I’m always inclined to believe that people have the best of intentions when it comes to offering feedback or problem solving. The trouble is that we often get swept up in efforts to problem solve, or “fix” the issue (in this case, my loved one was trying to “fix” my sad feelings for me by telling me not to worry about it), rather than noticing and honoring the emotions that are already here, right now, in the midst of the issue. 

Fortunately, I was able to use my DEAR-GIVE skills to gently let the person know that I appreciate their efforts to help me problem solve, and in this moment I’m actually just needing validation about my feelings while I am feeling sad.  
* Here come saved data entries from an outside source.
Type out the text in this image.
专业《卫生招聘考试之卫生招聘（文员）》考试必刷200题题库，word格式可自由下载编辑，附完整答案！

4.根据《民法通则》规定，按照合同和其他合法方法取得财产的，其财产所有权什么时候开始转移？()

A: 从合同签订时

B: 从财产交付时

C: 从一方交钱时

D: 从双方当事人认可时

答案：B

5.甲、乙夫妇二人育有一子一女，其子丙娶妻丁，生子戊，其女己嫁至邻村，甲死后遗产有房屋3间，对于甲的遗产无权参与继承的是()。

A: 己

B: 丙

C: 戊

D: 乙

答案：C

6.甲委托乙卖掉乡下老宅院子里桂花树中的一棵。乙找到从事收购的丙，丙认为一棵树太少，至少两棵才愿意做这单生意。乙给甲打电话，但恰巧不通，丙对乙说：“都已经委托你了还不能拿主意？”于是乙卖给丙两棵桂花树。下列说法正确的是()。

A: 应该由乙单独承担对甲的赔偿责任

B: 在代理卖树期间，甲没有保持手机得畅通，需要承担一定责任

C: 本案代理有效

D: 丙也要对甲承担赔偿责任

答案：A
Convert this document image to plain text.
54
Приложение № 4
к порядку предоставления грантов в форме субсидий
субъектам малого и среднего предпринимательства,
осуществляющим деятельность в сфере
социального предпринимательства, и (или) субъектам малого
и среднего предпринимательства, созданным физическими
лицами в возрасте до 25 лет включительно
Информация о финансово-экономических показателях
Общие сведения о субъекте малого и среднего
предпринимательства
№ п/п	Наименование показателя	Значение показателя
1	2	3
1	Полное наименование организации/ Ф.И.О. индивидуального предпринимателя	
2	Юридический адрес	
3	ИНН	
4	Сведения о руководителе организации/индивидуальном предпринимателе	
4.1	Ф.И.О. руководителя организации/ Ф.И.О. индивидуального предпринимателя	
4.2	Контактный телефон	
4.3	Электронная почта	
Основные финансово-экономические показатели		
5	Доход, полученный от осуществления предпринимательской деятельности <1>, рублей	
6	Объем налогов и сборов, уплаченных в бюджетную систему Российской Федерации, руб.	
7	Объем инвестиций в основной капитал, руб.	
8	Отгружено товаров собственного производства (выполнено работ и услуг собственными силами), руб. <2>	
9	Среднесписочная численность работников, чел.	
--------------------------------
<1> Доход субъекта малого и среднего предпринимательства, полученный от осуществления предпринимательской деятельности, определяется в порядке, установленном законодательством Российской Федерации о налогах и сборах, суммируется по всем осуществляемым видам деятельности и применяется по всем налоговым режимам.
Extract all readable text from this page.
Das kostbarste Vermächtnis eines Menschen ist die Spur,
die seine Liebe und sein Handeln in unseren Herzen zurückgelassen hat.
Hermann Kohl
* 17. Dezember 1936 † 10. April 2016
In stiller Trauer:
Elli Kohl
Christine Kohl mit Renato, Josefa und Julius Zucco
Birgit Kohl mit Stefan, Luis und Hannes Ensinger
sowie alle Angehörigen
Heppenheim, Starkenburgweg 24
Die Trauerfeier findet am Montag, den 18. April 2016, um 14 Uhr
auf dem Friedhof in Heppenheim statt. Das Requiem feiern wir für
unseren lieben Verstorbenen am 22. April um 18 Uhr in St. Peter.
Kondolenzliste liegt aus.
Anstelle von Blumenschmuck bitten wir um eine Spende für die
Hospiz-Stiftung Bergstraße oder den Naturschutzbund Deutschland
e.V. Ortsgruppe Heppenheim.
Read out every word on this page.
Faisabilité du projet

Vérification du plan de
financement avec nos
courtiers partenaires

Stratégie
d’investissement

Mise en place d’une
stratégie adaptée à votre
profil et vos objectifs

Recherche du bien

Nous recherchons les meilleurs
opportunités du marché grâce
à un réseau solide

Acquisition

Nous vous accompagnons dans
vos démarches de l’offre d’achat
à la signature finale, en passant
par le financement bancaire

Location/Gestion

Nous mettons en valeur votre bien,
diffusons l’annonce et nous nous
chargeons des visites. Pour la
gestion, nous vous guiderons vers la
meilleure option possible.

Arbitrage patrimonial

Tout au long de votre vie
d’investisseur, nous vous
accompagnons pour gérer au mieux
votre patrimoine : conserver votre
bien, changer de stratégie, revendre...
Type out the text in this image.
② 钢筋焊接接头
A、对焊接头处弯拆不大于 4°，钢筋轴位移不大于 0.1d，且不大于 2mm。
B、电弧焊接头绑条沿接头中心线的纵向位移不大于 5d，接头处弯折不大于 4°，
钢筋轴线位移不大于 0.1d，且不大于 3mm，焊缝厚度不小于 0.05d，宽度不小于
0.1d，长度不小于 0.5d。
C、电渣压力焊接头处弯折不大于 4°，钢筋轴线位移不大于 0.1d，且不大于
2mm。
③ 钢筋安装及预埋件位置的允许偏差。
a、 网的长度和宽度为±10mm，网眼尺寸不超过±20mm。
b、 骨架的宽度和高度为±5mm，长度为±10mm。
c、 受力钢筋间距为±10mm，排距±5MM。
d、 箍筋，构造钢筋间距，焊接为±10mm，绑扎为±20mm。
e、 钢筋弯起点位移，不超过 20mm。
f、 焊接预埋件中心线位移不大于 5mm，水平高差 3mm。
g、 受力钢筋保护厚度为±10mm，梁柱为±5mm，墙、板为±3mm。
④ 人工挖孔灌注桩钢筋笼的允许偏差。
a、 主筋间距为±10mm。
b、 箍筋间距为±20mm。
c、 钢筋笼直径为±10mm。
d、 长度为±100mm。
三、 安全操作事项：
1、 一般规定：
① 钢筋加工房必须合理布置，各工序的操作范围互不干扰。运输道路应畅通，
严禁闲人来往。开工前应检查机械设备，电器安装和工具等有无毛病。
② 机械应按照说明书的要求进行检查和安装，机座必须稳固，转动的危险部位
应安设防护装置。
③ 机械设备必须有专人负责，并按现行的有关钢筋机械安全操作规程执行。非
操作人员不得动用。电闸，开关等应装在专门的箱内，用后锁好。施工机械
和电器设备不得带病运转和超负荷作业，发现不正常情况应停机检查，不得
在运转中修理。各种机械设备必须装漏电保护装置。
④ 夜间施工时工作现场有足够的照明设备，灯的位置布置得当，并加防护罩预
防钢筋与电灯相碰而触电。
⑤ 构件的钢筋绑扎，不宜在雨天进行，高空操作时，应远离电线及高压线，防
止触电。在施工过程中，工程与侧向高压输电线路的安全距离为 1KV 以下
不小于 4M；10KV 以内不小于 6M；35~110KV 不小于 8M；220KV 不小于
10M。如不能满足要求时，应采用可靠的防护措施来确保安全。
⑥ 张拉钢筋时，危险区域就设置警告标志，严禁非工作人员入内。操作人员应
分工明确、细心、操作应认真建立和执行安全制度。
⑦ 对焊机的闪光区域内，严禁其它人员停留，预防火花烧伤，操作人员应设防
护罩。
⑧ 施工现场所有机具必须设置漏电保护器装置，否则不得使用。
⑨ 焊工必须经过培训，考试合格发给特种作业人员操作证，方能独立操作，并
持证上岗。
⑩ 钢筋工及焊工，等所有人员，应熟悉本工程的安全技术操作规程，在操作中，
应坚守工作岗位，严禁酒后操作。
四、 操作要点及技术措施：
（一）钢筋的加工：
This brings me to the broader question – how do we validate, and validate with sincerity and genuineness? DBT offers us 6 Levels of Validation that hold the key: 

  1. Pay Attention: Look interested in the other person instead of bored (no multitasking). If speaking on the phone, you can offer verbal cues (i.e. saying things like “mhmm”, “yes”, “I hear you”) to show someone that you are actively listening to them. 
  1. Reflect Back: Say back what you heard the other person say or do, to be sure you understand exactly what the person is saying. Avoid using judgmental language or tone of voice. 
    1. Example: my friend could reflect back to me by saying, “I hear that you’re feeling really sad and disappointed about how your wedding planning process has been playing out lately.” 
  1. ‘Read Minds’: Be sensitive to what is not being said by the other person. Pay attention to facial expressions, body language, what is happening, and what you know about the person already. Show you understand in words or by your actions. Check it out and make sure you are right. Let go if you are not.
    1. Example: “I’m guessing this must feel like such a big loss…does that resonate with you?” 
  1. Understand: See if what the other person is feeling, thinking, or doing makes sense, based on the person’s past experiences, present situation, and/or current state of mind or physical condition (i.e. the causes)
    1. Example: “I know you’ve been looking forward to planning your wedding for so long, and now that it’s here, the process isn’t anything like you thought it would be. That is so difficult.”
  1. Acknowledge the Valid: Look for how the person’s feelings, thinking, or actions are valid responses because they fit the current facts, or are understandable because they are a logical response to the current facts. 
    1. Example: “Feeling sad and disappointed makes complete sense! Anyone would feel the same way under these circumstances.”
  1. Show Equality: Be yourself! Don’t “one-up” or “one-down” the other person. Treat the other as an equal, not as fragile or incompetent. 
    1. DON’T say: “Well I had to cancel some of my plans and vacations too that I was planning way longer than you’ve been wedding planning, so it could be worse.”

These 6 Levels of Validation can be found on page 129 of your DBT workbook.